Ссылка ревностного патриарха Николая не навсегда, однако же, разлучила его с церковью Константинопольской. Совесть, хотя при конце уже жизни, пробудилась наконец у императора, и, умирая, он раскаялся в своих грехах и возвратил достойного пастыря пастве константинопольской. Это было уже в 912 г. Возвращенный патриарх имел возможность с замечательной силой обличить недостойное поведение папского престола в его отношении к Константинопольской церкви. В лице Николая воскрес новый Фотий, обличитель папских притязаний. Гергенрётер, характеризуя патриарха Николая, замечает о нем: "Благороднейшая сторона духа Фотиева продолжала жить и в ученике его Николае, который более, чем другие, осуществлял собой идеал патриарха, указанный в своем лице Фотием". Эти слова Гергенрётера имеют всю свою справедливость, когда мы рассматриваем благородное мужество и замечательную энергию, с которой патриарх Николай дает заметить папскому престолу о тех безобразиях, какими последний заявил себя, вторгаясь в дела церкви Константинопольской и действуя не в видах охранения священных прав Церкви, а лишь в видах мирских и своекорыстных.

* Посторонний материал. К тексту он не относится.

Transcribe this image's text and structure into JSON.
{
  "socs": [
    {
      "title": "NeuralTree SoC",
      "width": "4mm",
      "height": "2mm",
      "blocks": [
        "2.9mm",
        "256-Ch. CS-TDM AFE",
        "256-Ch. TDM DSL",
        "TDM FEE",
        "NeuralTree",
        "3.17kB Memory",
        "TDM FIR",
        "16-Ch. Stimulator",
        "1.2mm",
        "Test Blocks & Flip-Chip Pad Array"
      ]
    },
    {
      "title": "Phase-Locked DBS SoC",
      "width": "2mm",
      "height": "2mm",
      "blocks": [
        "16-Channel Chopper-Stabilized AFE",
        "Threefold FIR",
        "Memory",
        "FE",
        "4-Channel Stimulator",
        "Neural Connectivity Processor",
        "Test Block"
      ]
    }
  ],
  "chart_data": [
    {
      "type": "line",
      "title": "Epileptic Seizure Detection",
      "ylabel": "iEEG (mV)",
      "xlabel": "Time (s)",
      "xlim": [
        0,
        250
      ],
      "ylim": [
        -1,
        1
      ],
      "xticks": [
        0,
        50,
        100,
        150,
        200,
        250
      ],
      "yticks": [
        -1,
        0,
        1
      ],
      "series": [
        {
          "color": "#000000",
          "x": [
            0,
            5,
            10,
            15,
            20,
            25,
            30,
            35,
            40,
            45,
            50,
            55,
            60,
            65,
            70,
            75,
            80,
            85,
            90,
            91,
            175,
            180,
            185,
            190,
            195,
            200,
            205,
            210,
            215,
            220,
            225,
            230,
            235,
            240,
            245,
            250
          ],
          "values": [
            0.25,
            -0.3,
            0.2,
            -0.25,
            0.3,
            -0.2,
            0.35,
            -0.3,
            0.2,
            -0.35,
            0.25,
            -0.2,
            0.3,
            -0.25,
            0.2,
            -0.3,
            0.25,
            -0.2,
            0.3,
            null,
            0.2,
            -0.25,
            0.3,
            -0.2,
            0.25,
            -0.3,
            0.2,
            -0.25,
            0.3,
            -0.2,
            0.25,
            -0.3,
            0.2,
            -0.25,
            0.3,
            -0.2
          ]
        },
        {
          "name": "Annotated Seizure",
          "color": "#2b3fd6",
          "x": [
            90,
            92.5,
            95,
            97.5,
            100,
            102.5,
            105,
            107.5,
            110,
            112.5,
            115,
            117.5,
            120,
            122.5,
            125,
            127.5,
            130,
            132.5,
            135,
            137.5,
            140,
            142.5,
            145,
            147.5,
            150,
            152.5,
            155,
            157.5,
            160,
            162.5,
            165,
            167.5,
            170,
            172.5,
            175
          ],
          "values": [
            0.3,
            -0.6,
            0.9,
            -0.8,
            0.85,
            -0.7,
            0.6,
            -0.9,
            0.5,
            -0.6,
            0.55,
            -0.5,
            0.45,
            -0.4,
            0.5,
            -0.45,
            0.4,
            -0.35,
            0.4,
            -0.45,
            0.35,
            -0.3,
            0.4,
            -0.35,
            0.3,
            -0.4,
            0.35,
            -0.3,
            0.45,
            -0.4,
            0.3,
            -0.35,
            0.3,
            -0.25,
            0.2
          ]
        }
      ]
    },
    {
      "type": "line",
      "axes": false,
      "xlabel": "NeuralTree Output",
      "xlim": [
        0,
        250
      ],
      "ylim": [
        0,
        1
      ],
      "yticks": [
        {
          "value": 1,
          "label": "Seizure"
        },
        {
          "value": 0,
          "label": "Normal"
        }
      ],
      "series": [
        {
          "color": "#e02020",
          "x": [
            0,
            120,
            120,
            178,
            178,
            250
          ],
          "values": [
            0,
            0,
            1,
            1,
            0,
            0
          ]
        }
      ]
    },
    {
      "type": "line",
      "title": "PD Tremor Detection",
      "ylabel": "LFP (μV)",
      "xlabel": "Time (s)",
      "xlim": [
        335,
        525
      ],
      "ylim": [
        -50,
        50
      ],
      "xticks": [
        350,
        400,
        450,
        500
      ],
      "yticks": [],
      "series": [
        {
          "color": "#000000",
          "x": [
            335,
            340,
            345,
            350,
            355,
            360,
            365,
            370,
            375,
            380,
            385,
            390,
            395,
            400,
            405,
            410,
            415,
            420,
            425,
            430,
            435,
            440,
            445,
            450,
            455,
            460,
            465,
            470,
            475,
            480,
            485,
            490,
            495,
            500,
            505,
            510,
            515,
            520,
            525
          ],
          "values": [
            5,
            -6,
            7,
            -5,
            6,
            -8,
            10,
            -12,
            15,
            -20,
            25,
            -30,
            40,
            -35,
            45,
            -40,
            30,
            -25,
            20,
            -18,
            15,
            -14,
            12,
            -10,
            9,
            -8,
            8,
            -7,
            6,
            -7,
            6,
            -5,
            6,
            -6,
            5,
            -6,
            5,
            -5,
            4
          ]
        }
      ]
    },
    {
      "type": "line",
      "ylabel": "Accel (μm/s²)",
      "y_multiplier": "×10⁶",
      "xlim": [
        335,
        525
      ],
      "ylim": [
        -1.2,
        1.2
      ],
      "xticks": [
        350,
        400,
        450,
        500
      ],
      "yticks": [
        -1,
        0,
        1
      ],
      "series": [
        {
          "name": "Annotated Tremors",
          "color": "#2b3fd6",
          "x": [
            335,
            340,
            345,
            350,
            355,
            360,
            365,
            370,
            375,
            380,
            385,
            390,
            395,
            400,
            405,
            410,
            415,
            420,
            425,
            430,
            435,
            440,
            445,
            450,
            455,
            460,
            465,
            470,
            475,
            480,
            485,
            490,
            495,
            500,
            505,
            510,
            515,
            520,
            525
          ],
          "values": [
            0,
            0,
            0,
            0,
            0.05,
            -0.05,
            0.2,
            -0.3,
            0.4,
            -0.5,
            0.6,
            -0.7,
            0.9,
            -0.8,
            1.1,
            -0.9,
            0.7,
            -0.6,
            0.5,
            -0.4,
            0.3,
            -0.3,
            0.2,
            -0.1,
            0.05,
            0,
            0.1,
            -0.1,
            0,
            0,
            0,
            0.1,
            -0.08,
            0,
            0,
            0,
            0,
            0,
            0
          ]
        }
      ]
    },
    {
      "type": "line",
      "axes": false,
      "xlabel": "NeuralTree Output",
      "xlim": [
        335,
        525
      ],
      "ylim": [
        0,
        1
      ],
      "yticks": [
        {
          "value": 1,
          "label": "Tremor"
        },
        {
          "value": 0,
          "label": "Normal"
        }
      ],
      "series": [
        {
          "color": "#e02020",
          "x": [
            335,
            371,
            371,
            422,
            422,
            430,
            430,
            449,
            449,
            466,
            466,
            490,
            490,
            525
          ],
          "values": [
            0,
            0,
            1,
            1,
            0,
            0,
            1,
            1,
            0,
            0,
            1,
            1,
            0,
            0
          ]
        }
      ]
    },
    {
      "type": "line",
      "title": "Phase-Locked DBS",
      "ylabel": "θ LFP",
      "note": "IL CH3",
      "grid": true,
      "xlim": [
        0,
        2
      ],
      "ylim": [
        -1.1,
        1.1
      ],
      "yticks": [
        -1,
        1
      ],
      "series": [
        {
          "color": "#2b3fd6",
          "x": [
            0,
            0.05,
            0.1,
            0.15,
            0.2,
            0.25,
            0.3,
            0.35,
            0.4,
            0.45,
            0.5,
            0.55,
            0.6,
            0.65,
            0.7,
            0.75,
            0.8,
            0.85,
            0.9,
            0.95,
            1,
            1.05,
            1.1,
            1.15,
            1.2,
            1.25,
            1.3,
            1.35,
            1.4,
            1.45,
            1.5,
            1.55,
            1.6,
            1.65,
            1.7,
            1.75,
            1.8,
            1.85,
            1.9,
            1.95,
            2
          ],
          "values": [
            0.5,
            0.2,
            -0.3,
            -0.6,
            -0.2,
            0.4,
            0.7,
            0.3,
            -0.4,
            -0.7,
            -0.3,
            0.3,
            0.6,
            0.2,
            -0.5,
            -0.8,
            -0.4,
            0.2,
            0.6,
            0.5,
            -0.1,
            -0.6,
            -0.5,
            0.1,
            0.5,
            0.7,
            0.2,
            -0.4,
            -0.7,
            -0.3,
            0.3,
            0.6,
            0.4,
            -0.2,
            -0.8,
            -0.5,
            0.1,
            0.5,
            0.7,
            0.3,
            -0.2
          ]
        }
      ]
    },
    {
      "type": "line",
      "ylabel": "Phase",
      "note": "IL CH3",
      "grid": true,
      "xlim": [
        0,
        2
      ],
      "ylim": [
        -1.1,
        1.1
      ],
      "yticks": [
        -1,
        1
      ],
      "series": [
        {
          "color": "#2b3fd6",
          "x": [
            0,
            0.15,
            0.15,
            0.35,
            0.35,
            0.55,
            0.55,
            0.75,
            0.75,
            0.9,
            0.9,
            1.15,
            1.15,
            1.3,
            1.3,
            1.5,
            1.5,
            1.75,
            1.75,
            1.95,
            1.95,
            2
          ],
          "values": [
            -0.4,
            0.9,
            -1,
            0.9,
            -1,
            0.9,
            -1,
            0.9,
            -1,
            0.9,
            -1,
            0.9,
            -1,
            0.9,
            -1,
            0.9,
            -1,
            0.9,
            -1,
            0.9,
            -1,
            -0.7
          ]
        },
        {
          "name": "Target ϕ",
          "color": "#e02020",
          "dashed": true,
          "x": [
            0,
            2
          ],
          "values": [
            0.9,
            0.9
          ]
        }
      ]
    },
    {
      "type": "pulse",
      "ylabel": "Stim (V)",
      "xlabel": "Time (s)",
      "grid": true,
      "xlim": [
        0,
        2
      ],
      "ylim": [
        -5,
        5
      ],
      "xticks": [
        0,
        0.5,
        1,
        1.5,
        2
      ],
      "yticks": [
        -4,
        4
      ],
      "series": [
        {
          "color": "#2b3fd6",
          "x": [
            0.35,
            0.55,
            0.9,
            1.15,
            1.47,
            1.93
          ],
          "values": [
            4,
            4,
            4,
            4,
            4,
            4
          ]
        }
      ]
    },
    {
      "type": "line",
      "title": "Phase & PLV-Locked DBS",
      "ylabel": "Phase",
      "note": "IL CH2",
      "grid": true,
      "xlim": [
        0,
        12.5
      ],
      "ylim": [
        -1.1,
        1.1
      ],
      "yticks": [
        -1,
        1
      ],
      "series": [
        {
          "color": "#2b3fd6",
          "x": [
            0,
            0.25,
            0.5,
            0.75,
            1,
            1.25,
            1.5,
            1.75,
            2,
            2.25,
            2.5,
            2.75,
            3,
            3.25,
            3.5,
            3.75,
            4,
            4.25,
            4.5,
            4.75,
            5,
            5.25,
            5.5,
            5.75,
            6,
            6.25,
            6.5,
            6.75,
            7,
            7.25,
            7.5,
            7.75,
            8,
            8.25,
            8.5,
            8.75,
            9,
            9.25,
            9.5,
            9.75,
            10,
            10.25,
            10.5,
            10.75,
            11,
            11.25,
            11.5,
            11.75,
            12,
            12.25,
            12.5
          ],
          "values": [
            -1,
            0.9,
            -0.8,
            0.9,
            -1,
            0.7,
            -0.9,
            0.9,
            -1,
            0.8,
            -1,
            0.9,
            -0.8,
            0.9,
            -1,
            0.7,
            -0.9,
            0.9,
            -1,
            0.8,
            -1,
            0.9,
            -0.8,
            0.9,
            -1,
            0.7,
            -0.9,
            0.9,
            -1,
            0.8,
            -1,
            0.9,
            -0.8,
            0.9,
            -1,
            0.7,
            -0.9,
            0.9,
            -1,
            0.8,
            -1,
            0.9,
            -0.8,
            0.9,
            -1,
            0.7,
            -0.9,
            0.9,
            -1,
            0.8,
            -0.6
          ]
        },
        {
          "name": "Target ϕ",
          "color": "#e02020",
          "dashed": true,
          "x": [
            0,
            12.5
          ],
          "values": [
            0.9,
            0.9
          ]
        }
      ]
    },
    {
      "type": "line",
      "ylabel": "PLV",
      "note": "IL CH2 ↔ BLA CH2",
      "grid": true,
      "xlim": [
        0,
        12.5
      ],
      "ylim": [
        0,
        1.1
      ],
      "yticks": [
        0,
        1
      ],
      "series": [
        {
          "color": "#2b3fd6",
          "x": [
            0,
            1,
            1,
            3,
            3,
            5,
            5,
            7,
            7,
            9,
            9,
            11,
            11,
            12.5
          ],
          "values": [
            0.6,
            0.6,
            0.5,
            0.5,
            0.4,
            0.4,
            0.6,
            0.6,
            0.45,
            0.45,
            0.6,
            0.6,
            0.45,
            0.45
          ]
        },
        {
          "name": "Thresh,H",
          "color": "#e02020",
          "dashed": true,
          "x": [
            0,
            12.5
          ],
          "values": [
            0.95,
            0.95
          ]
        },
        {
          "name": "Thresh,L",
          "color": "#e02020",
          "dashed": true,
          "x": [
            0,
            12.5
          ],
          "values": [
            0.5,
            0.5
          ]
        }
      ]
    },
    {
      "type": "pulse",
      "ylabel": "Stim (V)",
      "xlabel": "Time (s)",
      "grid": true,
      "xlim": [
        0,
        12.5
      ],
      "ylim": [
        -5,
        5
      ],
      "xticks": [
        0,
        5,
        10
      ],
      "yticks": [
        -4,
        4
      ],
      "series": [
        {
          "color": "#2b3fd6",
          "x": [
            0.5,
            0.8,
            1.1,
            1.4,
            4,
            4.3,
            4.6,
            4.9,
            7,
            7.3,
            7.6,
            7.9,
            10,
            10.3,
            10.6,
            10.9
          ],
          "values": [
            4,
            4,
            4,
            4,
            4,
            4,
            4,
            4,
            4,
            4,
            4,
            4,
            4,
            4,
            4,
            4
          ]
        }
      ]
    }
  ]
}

До нас сохранилось несколько писем, с которыми патриарх Николай по своем возвращении на Константинопольскую кафедру обращается в Рим, защищая права Церкви, поруганные от римских легатов. В особенности замечательно одно из них, адресованное к папе Анастасию III (Сергия же, виновника константинопольских смут, уже не было в живых). Впрочем, не одно осуждение и обличение Рима было целью этого письма, это была только одна сторона: патриарх имел в виду пробудить чувство справедливости в папах и призвать их в лице легатов в Константинополь для исправления погрешностей, допущенных Римом к соблазну церкви Константинопольской. Уже начальные слова послания Николая (какими он обращается к папе Анастасию III, показывали, с чело­веком какого духа приходится иметь дело папскому престолу. Папство со своими притязаниями нашло в Николае сильного изо­бличителя и достойного противника. "О чем буду писать тебе? Должен ли я сокрушаться о страданиях, какие претерпела наша Церковь, или должен благодарить Бога за благодеяния, за то, что Он помиловал нас? Или же должен я обратиться к вам с братским порицанием (курсив мой.— А. Л.) за все, что претерпели мы?"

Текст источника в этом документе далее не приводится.